Sous une bâche, il dormait. C'est le matin et le voilà qui en sort, dévoilant une vieille poussette rafistolée et pleine de brol. Cornelius est clochard. La poussette et son contenu sont tout ce qui lui reste. Lui qui a pourtant possédé une ferme, un sèche-linge, une télévision et tout ce que la banque peut permettre d'acquérir. Puis petit à petit, sa femme est partie et il a tout perdu. À présent, il raconte le récit de sa vie au gré des chemins. De sa voix rauque et de son regard d'enfant, Roland Schumacher campe un Cornelius attachant et cocasse. À la mise en scène de ce "Bagatelle" par l'Agora (pour les 6-12 ans), Kurt Pothen a privilégié la lumière du jour, la simplicité et la proximité. Le clochard vient se raser tout près du public, emprunte des prénoms dans l'assistance pour raconter son histoire, discute volontiers avec les spectateurs, sans tomber dans la facilité d'interactions inutiles. Une façon sincère et profonde de nous dire que la vie peut être plus trépidante, coûteuse et usante qu'il n'y paraît et que cette histoire pourrait si vite nous arriver.

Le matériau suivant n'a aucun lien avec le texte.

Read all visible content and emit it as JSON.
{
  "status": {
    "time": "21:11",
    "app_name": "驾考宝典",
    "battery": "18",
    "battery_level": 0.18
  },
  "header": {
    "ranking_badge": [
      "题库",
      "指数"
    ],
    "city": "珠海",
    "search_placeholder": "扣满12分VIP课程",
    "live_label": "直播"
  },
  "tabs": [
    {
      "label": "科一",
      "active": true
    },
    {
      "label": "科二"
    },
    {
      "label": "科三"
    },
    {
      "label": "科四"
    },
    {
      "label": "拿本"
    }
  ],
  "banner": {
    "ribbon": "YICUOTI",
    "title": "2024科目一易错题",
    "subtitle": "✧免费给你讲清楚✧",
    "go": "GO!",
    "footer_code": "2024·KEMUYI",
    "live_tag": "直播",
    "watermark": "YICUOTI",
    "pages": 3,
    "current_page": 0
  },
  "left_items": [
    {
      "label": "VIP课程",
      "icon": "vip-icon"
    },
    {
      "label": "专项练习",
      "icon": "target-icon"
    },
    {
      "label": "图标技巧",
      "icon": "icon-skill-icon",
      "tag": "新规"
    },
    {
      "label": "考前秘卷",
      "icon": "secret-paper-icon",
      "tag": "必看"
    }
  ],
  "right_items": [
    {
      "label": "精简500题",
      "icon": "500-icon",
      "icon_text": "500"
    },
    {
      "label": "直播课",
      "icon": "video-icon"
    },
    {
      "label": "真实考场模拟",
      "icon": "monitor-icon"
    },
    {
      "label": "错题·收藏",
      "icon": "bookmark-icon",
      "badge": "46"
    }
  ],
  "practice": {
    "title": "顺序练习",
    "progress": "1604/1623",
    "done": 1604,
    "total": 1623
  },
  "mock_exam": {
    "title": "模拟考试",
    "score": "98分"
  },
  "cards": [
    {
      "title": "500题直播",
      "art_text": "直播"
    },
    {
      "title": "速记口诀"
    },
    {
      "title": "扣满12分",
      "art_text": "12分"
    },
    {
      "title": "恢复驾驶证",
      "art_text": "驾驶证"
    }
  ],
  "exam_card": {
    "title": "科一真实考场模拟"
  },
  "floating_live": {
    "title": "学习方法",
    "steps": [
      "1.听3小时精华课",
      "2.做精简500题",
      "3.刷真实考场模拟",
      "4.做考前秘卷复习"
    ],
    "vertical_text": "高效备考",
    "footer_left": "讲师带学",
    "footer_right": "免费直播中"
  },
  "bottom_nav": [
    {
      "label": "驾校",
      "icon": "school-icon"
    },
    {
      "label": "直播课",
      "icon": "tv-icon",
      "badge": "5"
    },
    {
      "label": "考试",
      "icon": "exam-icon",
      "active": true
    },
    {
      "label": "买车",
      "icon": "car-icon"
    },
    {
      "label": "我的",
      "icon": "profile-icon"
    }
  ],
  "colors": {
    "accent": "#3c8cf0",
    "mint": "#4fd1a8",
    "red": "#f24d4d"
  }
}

La Libre Belgique Sarah Colasse 25.08.2011

 

Un conte à domicile

Seul en scène avec sa carriole, Cornelius le nomade raconte. Il dit une vie avec ses naufrages, ses espoirs. Il montre le bonheur et le malheur. Il est un humain dans son existence ordinaire.
Roland Schumacher conte. Mais, contrairement au conteur traditionnel, il incarne le personnage dont il parle car il est avant tout comédien [...]. Au début de la représentation, durant une bonne douzaine de minutes, il capte l'attention sans prononcer une phrase, simplement en enfilant des actions, en affichant des mimiques [...].
Dès que ses pieds remuent, sous la bâche qui recouvre lui et sa carriole, il se passe quelque chose. Et au moment où il se mettra à raconter, le charme aura déjà opéré. Il sera complété par l'utilisation des possibilités offertes par le drôle d'engin qui sert à son héros de domicile ambulant. Cet assemblage d'éléments sur quatre roues recèle en effet bien des surprises[...]. Pas de moralisme dans ce fait divers en apparence banal. Mais de quoi alimenter la discussion menée ensuite par le comédiens avec les écoliers présents. Car le théâtre donne une image de la vie et il est bon d'y réfléchir après avoir entendu mots et musique, après avoir ri ou été ému à cause de ce qui se passait sur scène.

www.rueduthéâtre.eu, Michel Voiturier, Envoyé spécial à Huy, 01.09.2011

 

Étonnamment, c'est dans le dépouillement absolu de Bagatelle (6 à 12 ans) que l'on trouve un parfait contrepoint à notre sujet puisque, à la frénésie technologique de Roman-Photo pour dénoncer la philosophie du « toujours plus » répond le minimalisme de l'Agora Théâtre pour s'interroger sur ce qui fait vraiment notre bonheur. Ici, pas de régie, ni de décor, ni de lumières : Roland Schumacher débarque en clochard bourru dont un bric-à-brac sur roulettes va dérouler l'histoire d'un fermier qui a tout eu et tout perdu. De chacun de ses petits gestes naît un élément de l'histoire : il se rase et son miroir devient l'étang d'une ferme. Il allume sa cigarette et c'est toute l'exploitation qui partira en fumée. L'interaction avec le public, sollicité pour suggérer des idées, est encore tâtonnante, mais la sobriété du dispositif dégage au final une telle élégance qu'on redécouvre les vertus de l'austérité, de l'économie de moyens, dont l'économie devra bien s'inspirer.